Updated

And now some fresh pickings from the political grapevine.

If you hated Super Bowl commercials that seemed to exploit the Sept. 11 slaughter, you may want to skip this item. A travel company is offering walking tours of the area where the World Trade Center stood. The Pennsylvania Co. – NYC Vacation Packages – plans to charge customers about $1,900 for a three-hour walking tour of the area. Also included in the charges – three nights of hotel accommodations and stops at other Big Apple sights. The tour wouldn't include the viewing platform at the center of the carnage; groups aren't allowed there. One woman whose son died in the attacks says she's dismayed at the prospect of the tours.

The Web site DailyFreeman.com says a civil rights attorney in New York wants to ramp up a movement against the war on terror. Self-proclaimed pacifist Michael Sussman gave a lecture yesterday at the State University of New York in New Paltz, comparing what he called the national "neighborhood watch" program to McCarthyism and the detainment of terror suspects in Cuba to Japanese internment during World War II.  Sussman said, "We have a choice to make, and it's a lot easier to shut up." He says the government is threatening civil liberties by urging people to rat on suspected terrorists. He also said the United States should not have gone into Afghanistan, and has no right to be there.  He claimed that the United States is " back to being a conqueror and telling other countries how to live." 
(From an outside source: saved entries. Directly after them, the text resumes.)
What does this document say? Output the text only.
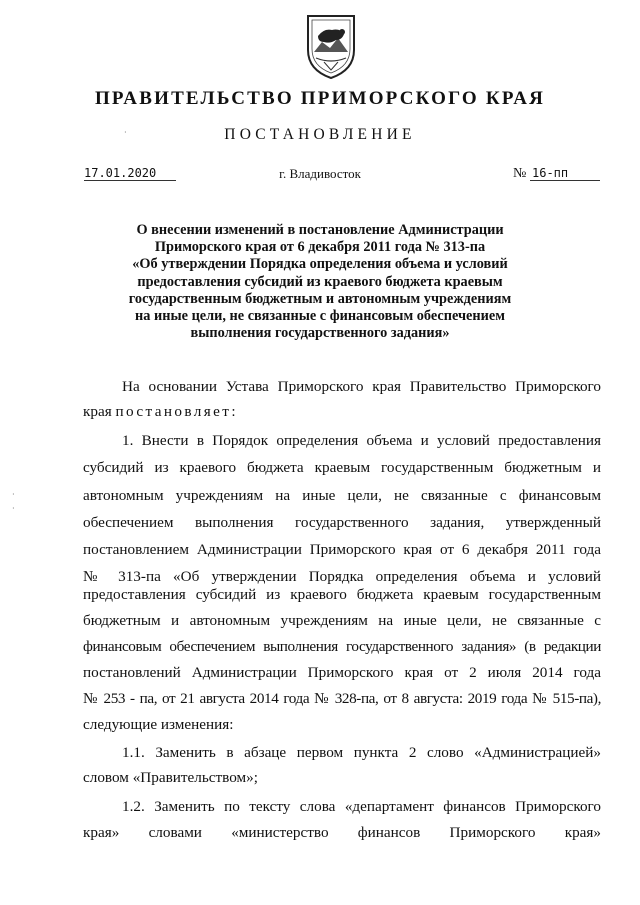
ПРАВИТЕЛЬСТВО ПРИМОРСКОГО КРАЯ
ПОСТАНОВЛЕНИЕ
17.01.2020	г. Владивосток	№ 16-пп
О внесении изменений в постановление Администрации
Приморского края от 6 декабря 2011 года № 313-па
«Об утверждении Порядка определения объема и условий
предоставления субсидий из краевого бюджета краевым
государственным бюджетным и автономным учреждениям
на иные цели, не связанные с финансовым обеспечением
выполнения государственного задания»
На основании Устава Приморского края Правительство Приморского
края постановляет:
1. Внести в Порядок определения объема и условий предоставления
субсидий из краевого бюджета краевым государственным бюджетным и
автономным учреждениям на иные цели, не связанные с финансовым
обеспечением выполнения государственного задания, утвержденный
постановлением Администрации Приморского края от 6 декабря 2011 года
№ 313-па «Об утверждении Порядка определения объема и условий
предоставления субсидий из краевого бюджета краевым государственным
бюджетным и автономным учреждениям на иные цели, не связанные с
финансовым обеспечением выполнения государственного задания» (в редакции
постановлений Администрации Приморского края от 2 июля 2014 года
№ 253 - па, от 21 августа 2014 года № 328-па, от 8 августа: 2019 года № 515-па),
следующие изменения:
1.1. Заменить в абзаце первом пункта 2 слово «Администрацией»
словом «Правительством»;
1.2. Заменить по тексту слова «департамент финансов Приморского
края» словами «министерство финансов Приморского края»
·
·
·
Finally, police in Austin, Texas, decided this year to abolish a New Orleans Mardi Gras tradition – having women bare their breasts, and that decision evidently enraged businesswoman Caroline Estes. She has organized a protest for this weekend. She wants hundreds of women and a few men to remove their shirts in the middle of downtown. She says it's not a sexual issue. She says it's "insulting" the police feel "men can't control themselves in the presence of a bare breast." Yesterday, police dropped plans to slap disorderly conduct charges on bare-breasted pre-Lenten revelers. Gendarmes feared such an effort could set off a riot – and besides, city attorneys ruled a quick flash of flesh didn't qualify as disorderly conduct. Estes says she considers the Austin police very pro-breast, but she plans to hold the demonstration anyway. She says she wants to keep Austin "liberal and happy and fun" – and at age 43, she says the only riot her breasts would cause "might be people stampeding the other way."